- Rus Borisi
- Coordinates: 40°26′08″N 46°30′41″E﻿ / ﻿40.43556°N 46.51139°E
- Country: Azerbaijan
- District: Goranboy

Government

Area
- • Total: 4.7 km^{2} (1.8 sq mi)

Population (2009)
- • Total: ca. 500
- Time zone: UTC+4 (AZT)

= Rus Borisi =

Rus Borisi (Русские Борисы; Ռուս Պարիս) is a village and municipality in the Goranboy District of Azerbaijan.

== History ==
The village was founded in 1842, according to some sources or in 1893, according to others, by a group of Spiritual Christian Molokan settlers originally from central Russia. In 1932 a kolkhoz which functions to this day was established here, followed by the inclusion of the village in the Shahumian region. Historically the population was composed almost entirely of ethnic Russians and numbered over 2,000 people at its peak. In 1992, Rus Borisi happened to be in the thick of ethnic clashes between ethnic Armenians and Azeris, leading to a military operation and resulting in the mass exodus of the Armenians of Shahumian. The region itself was merged with the Goranboy region. Even though Rus Borisi, similarly to the Azeri villages of the region, remained unaffected by the military actions, the political and economic hardships forced a significant portion of the population of the village to leave for Russia. Beginning in 1994, the village was increasingly populated by ethnic Azeris, mainly internally displaced persons from Nagorno-Karabakh region.
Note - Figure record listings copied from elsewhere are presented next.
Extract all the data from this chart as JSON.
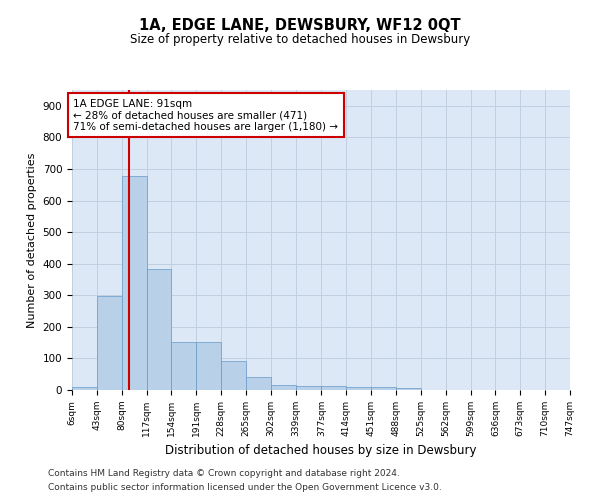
{
  "title": "1A, EDGE LANE, DEWSBURY, WF12 0QT",
  "subtitle": "Size of property relative to detached houses in Dewsbury",
  "xlabel": "Distribution of detached houses by size in Dewsbury",
  "ylabel": "Number of detached properties",
  "bar_color": "#b8d0e8",
  "bar_edge_color": "#6699cc",
  "background_color": "#ffffff",
  "plot_bg_color": "#dce8f5",
  "grid_color": "#c0d0e0",
  "red_line_x": 91,
  "annotation_text": "1A EDGE LANE: 91sqm\n← 28% of detached houses are smaller (471)\n71% of semi-detached houses are larger (1,180) →",
  "annotation_box_color": "#ffffff",
  "annotation_box_edge": "#cc0000",
  "annotation_text_color": "#000000",
  "footer_line1": "Contains HM Land Registry data © Crown copyright and database right 2024.",
  "footer_line2": "Contains public sector information licensed under the Open Government Licence v3.0.",
  "bin_edges": [
    6,
    43,
    80,
    117,
    154,
    191,
    228,
    265,
    302,
    339,
    377,
    414,
    451,
    488,
    525,
    562,
    599,
    636,
    673,
    710,
    747
  ],
  "bin_counts": [
    8,
    298,
    678,
    382,
    152,
    153,
    91,
    40,
    16,
    14,
    14,
    11,
    9,
    5,
    0,
    0,
    0,
    0,
    0,
    0
  ],
  "ylim": [
    0,
    950
  ],
  "yticks": [
    0,
    100,
    200,
    300,
    400,
    500,
    600,
    700,
    800,
    900
  ]
}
As of 2006, according to the data provided by the executive power of the Goranboy region, the emigration of the ethnic Russian population was still in progress, and there were approximately 70 ethnic Russian families remaining in the village. In 2009, the population of Rus Borisi numbered about 500 persons, of whom only 83 were Russians, consisting mainly of middle-aged and elderly people.

The economy of the village is closely tied to the function of the Kalinin kolkhoz, considered a 'millionaire kolkhoz' back in the Soviet times. As of the late 1970s, it possessed 600 hectares of arable land, five poultry farms with 2,000 layers, a cattle farm of 300 milch cows and 800 head of young bulls and horses. In the 1990s the kolkhoz began functioning on a self-supporting basis, hence currently it only produces cabbage and potato. The village has an aid post and a secondary school with Russian as the language of instruction. The construction of the second Russian-language school intended for up to 180 pupils began in 2009.